Our results reveal that a pharmacological elevation of CISD2 expression at a late-life stage using hesperetin treatment is a feasible approach to effectively mitigating both intrinsic and extrinsic skin aging and that hesperetin could act as a functional food or as a skincare product for fighting skin aging.
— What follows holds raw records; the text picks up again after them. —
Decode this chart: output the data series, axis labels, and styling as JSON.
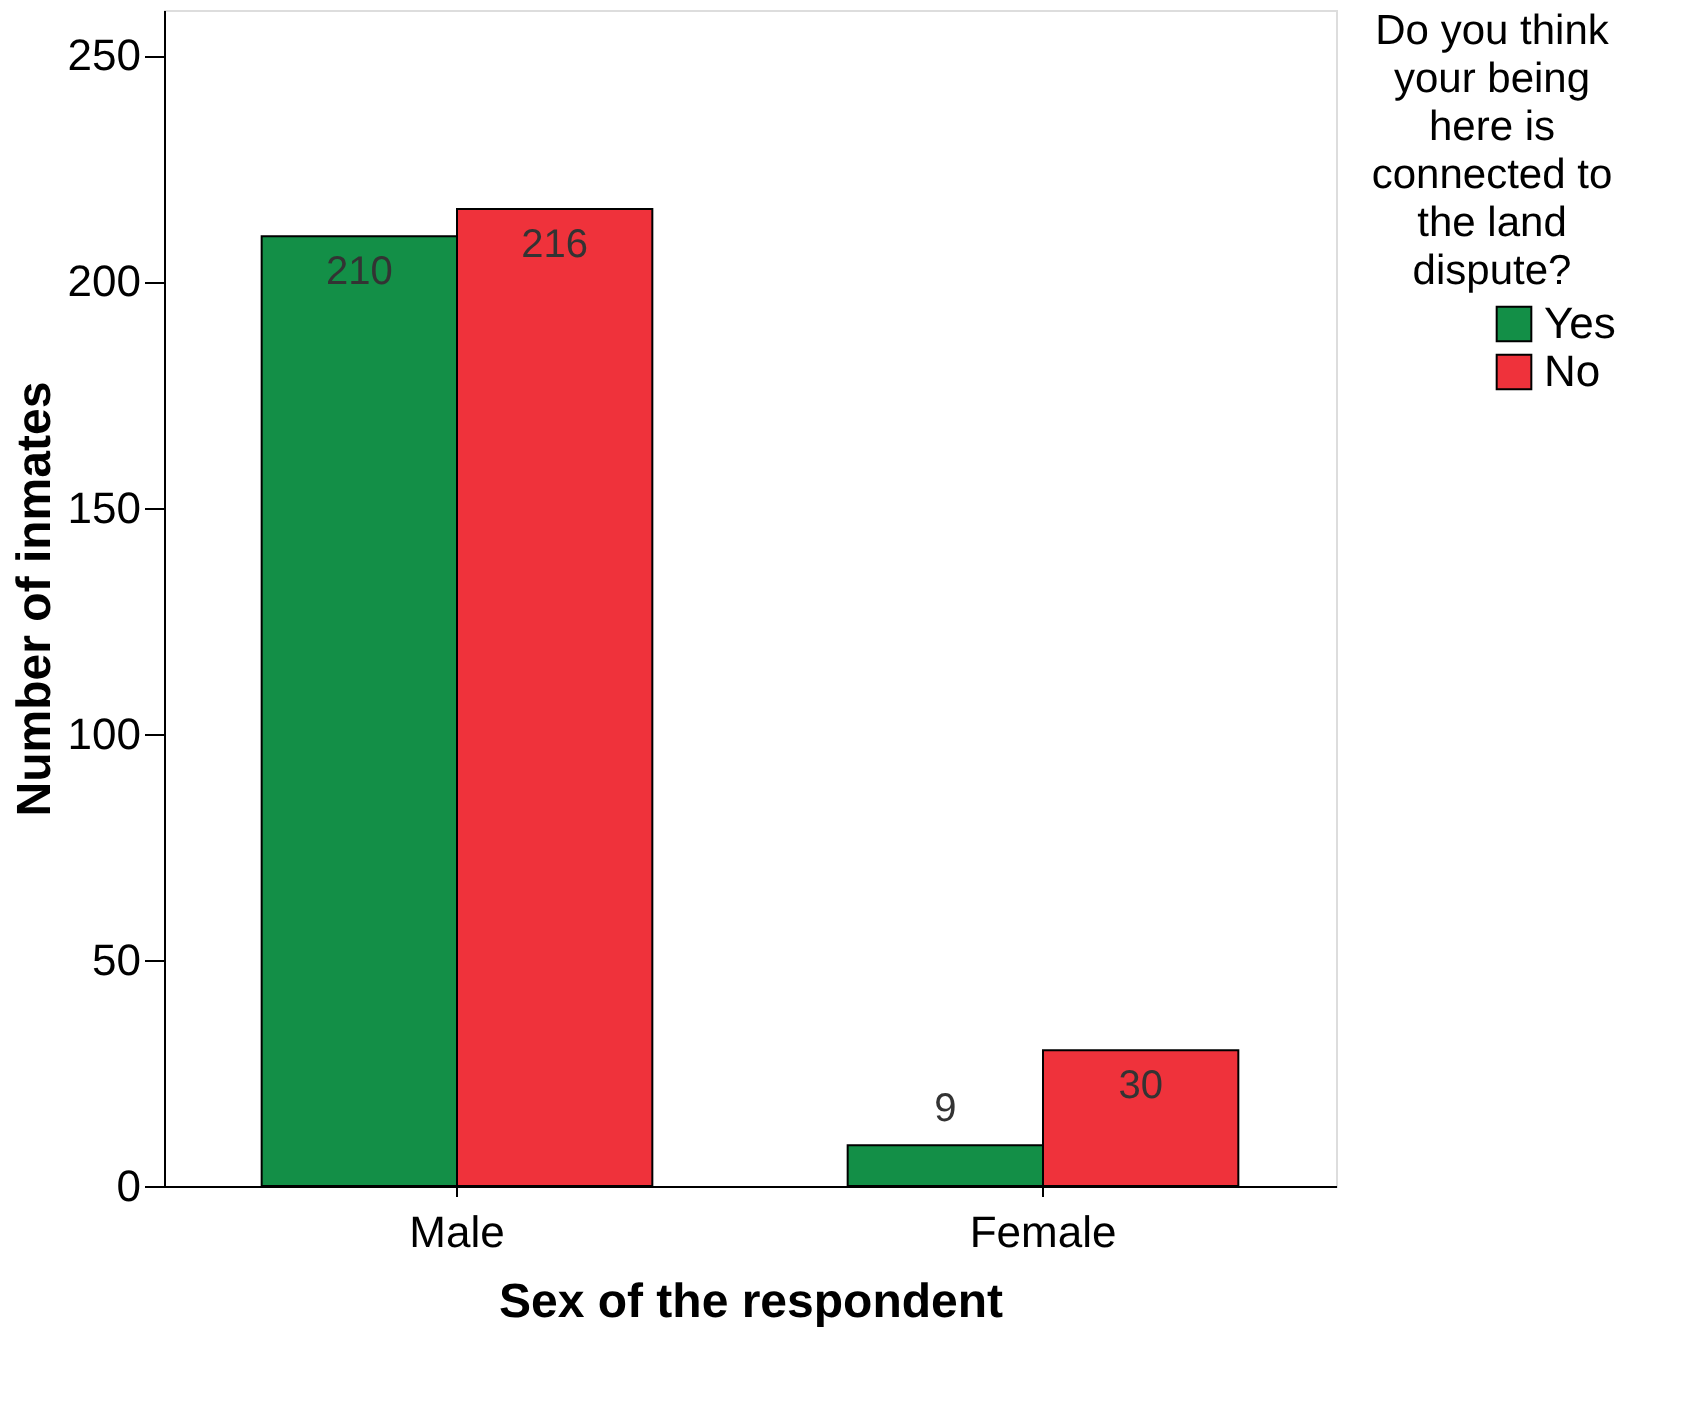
{
  "chart_data": {
    "type": "bar",
    "xlabel": "Sex of the respondent",
    "ylabel": "Number of inmates",
    "legend_title": "Do you think your being here is connected to the land dispute?",
    "categories": [
      "Male",
      "Female"
    ],
    "series": [
      {
        "name": "Yes",
        "color": "#138f47",
        "values": [
          210,
          9
        ]
      },
      {
        "name": "No",
        "color": "#ef323b",
        "values": [
          216,
          30
        ]
      }
    ],
    "ylim": [
      0,
      260
    ],
    "yticks": [
      0,
      50,
      100,
      150,
      200,
      250
    ],
    "grid": false,
    "legend": "right",
    "data_labels": true
  }
}
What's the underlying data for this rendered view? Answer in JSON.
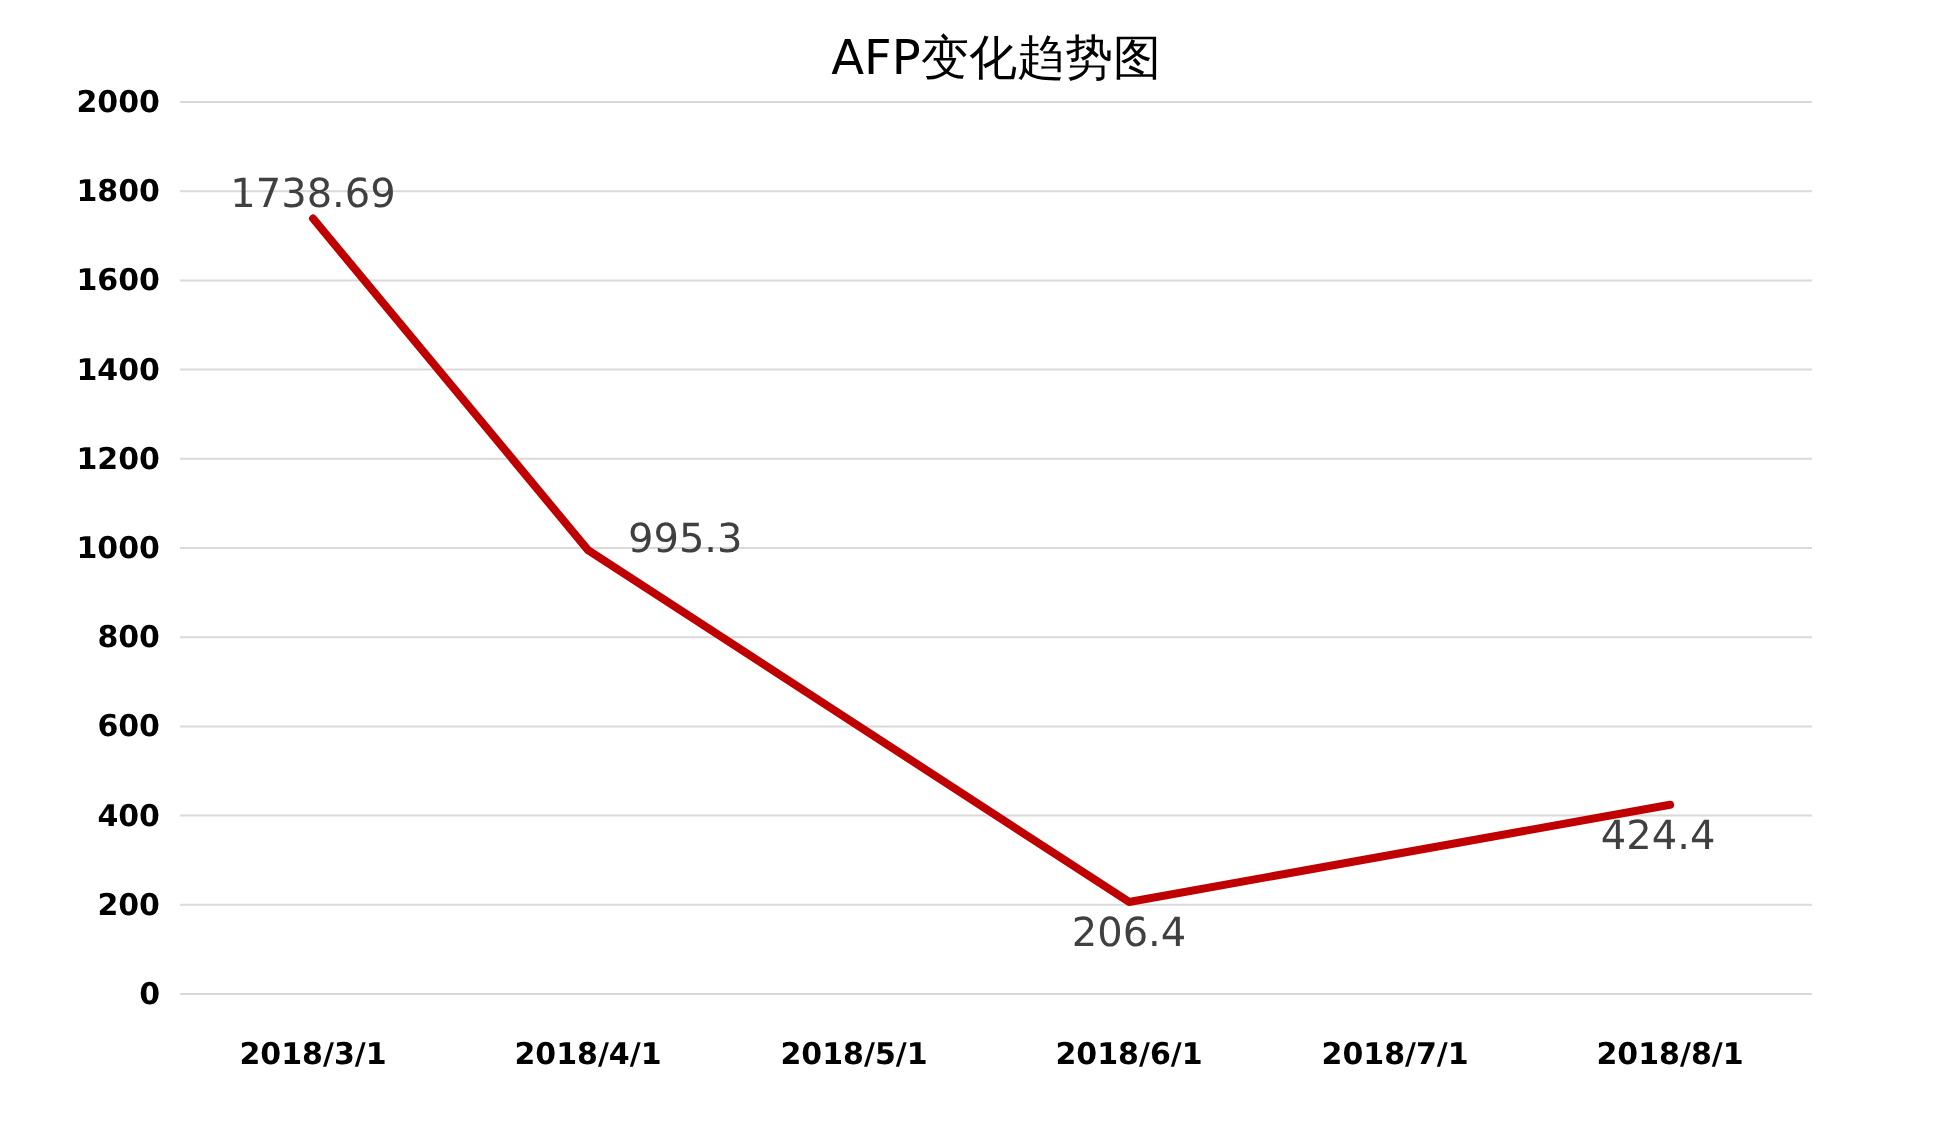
{
  "chart_data": {
    "type": "line",
    "title": "AFP变化趋势图",
    "x": [
      "2018-03-01",
      "2018-04-01",
      "2018-06-01",
      "2018-08-01"
    ],
    "series": [
      {
        "color": "#c00000",
        "values": [
          1738.69,
          995.3,
          206.4,
          424.4
        ]
      }
    ],
    "xlim": [
      "2018-02-14",
      "2018-08-17"
    ],
    "xticks": [
      {
        "value": "2018-03-01",
        "label": "2018/3/1"
      },
      {
        "value": "2018-04-01",
        "label": "2018/4/1"
      },
      {
        "value": "2018-05-01",
        "label": "2018/5/1"
      },
      {
        "value": "2018-06-01",
        "label": "2018/6/1"
      },
      {
        "value": "2018-07-01",
        "label": "2018/7/1"
      },
      {
        "value": "2018-08-01",
        "label": "2018/8/1"
      }
    ],
    "ylim": [
      0,
      2000
    ],
    "yticks": [
      0,
      200,
      400,
      600,
      800,
      1000,
      1200,
      1400,
      1600,
      1800,
      2000
    ],
    "grid": "y",
    "data_labels": true,
    "marker": "none",
    "line_style": "solid"
  }
}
CDGSH 铁硫域蛋白 2(CISD2)是一种长寿基因,可调节哺乳动物的健康寿命。CISD2 在衰老过程中下调。此外,持续高水平的 CISD2 可促进长寿并改善转基因小鼠的与年龄相关的皮肤表型。在这里,我们使用一种有效的 CISD2 激活剂橙皮素将遗传证据转化为药物应用,该激活剂可增强来自老年人的 HEK001 人角质形成细胞中的 CISD2 表达。我们还对自然衰老的小鼠进行了处理,以研究该激活剂的抗衰老功效。
我们首先使用基于细胞的平台,即源自老年人的 HEK001 人角质形成细胞系,研究了橙皮素对衰老皮肤的生物学影响。其次,我们使用了一种小鼠模型,即 21 个月大的老年小鼠。在后一种情况下,我们研究了橙皮素对紫外线 B(UVB)诱导的光老化和自然衰老皮肤的抗衰老功效。此外,为了鉴定该过程中涉及的潜在生物学途径和潜在生物学途径,我们进行了转录组分析。最后,使用 CISD2 敲低的 HEK001 角质形成细胞和 Cisd2 敲除小鼠研究了橙皮素对皮肤衰老的 Cisd2 依赖性影响。
确定了四项发现。首先,在人类皮肤中,CISD2 主要在表皮基底层的增殖角质形成细胞中表达,此外,CISD2 在暴露于阳光的表皮中下调。其次,在源自老年人的 HEK001 人角质形成细胞中,橙皮素通过增加 CISD2 表达来增强线粒体功能并抵御活性氧诱导的氧化应激;这种增强作用是 CISD2 依赖性的。此外,橙皮素减轻了 UVB 诱导的损伤并抑制了基质金属蛋白酶-1 的表达,后者是角质形成细胞中 UVB 诱导损伤的主要指标。第三,转录组分析表明,橙皮素调节了一组差异表达的基因,这些基因与线粒体功能、氧化还原稳态、角质形成细胞功能和炎症有关,以减轻衰老。有趣的是,橙皮素激活了两种已知的与长寿相关的调节剂,即 FOXO3a 和 FOXM1,以抑制衰老相关的分泌表型。最后,在小鼠皮肤中,橙皮素通过 CISD2 来增强 CISD2 的表达,以改善 UVB 诱导的光老化,而这种作用是通过 CISD2 介导的。最引人注目的是,在 21 个月大时开始并持续 5 个月的老年期使用橙皮素治疗可提高 CISD2 表达,从而有效减轻内在和外在的皮肤衰老,并使自然衰老的皮肤恢复活力。
我们的研究结果表明,使用橙皮素治疗在老年期通过药理升高 CISD2 表达是一种可行的方法,可以有效减轻内在和外在的皮肤衰老,并且橙皮素可以作为功能性食品或护肤品来抵抗皮肤衰老。